Grouping Duplicates and Selecting the Digital Voucher

1. Handling Complete Collection Event Keys

  • Unique collection events often generate multiple duplicate GBIF records. One duplicate is designated as the master digital voucher, integrating data from other duplicates.

  • When the collection event key is complete, duplicates are grouped and parsed based on record completeness and geospatial quality:

    • Record Completeness : Assessed using data-quality scores for fields: recordedBy, recordNumber, year, institutionCode, catalogNumber, locality, municipality, countryCode, stateProvince, and fieldNotes.

    • Geospatial Quality : Ranked via a score derived from geospatial issues in EnumOccurrenceIssue (GBIF table).

  • The duplicate with the highest total score (sum of record completeness + geospatial quality) is assigned as the master voucher. Missing data from other duplicates are merged into this voucher.

2. Handling Incomplete Collection Event Keys

  • When the collection event key is incomplete, duplicates cannot be parsed. Each record is treated as a unique collection event, with no duplicates identified.

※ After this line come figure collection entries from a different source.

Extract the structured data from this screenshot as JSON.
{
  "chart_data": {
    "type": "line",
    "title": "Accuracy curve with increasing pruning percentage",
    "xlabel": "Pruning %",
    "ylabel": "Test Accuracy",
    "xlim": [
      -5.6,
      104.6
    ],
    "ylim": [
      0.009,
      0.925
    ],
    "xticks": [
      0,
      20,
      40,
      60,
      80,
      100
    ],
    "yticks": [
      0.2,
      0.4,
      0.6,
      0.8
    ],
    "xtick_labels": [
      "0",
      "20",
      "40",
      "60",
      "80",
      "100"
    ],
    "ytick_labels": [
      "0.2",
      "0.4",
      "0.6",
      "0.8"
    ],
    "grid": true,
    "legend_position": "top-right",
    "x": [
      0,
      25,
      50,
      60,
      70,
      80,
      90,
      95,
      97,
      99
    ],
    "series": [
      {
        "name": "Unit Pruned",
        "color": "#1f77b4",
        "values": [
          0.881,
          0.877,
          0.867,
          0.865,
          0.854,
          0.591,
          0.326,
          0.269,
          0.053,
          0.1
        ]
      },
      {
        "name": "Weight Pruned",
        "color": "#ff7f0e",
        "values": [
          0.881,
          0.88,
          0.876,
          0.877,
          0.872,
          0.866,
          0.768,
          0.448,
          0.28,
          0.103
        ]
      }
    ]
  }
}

  • Record completeness and geospatial quality are still evaluated as described below to assess data integrity.

3. Quality Score Calculation

UltraGBIF_digital_voucher : The duplicate with the highest total score, calculated as

Total Score = Record Completeness + Quality of Geospatial Information

4. Record Completeness Calculation

  • Measured as the sum of binary flags (TRUE = 1, FALSE = 0) for the following fields:

    • Is recordedBy present?

    • Is recordNumber present?

    • Is year present?

    • Is institutionCode present?

    • Is catalogNumber present?

    • Is locality present?

    • Is municipality present?

    • Is countryCode present?

    • Is stateProvince present?

    • Is fieldNotes present?

5. Geospatial Quality Calculation

  • Based on GBIF geospatial issues in EnumOccurrenceIssue, classified into three categories:

    • No Impact : Issues not affecting coordinate accuracy (selection_score = -1).

    • Potential Impact : Issues that may affect coordinate accuracy (selection_score = -3).

    • Exclusion : Records with severe issues (selection_score = -9) are excluded.

This optimized version eliminates O(n²) complexity by using vectorized data.table operations.

Usage

set_digital_voucher(occ_import = NA, names.checked = NA, collection_key = NA)

Arguments

occ_import

imported GBIF records

names.checked

your checked taxon names from check_occ_name

collection_key

your collection mark from generate_collection_mark

Value

A list with duration and 2 data.table: "occ_digital_voucher" for all data processing fields and "occ_results" for only result fields.

Details

UltraGBIF_duplicates_grouping_status :

  • groupable: Complete key, duplicates parsed.

  • not groupable: no recordedBy and no recordNumber: Missing both fields.

  • not groupable: no recordNumber: Missing recordNumber.

  • not groupable: no recordedBy: Missing recordedBy.

UltraGBIF_num_duplicates: Integer count of duplicate records.

UltraGBIF_duplicates: TRUE if duplicates exist, FALSE otherwise.

UltraGBIF_non_groupable_duplicates: TRUE if duplicates cannot be grouped, FALSE otherwise.

Examples

# \donttest{
help(set_digital_voucher)
#>  Rendering development documentation for "set_digital_voucher"
# }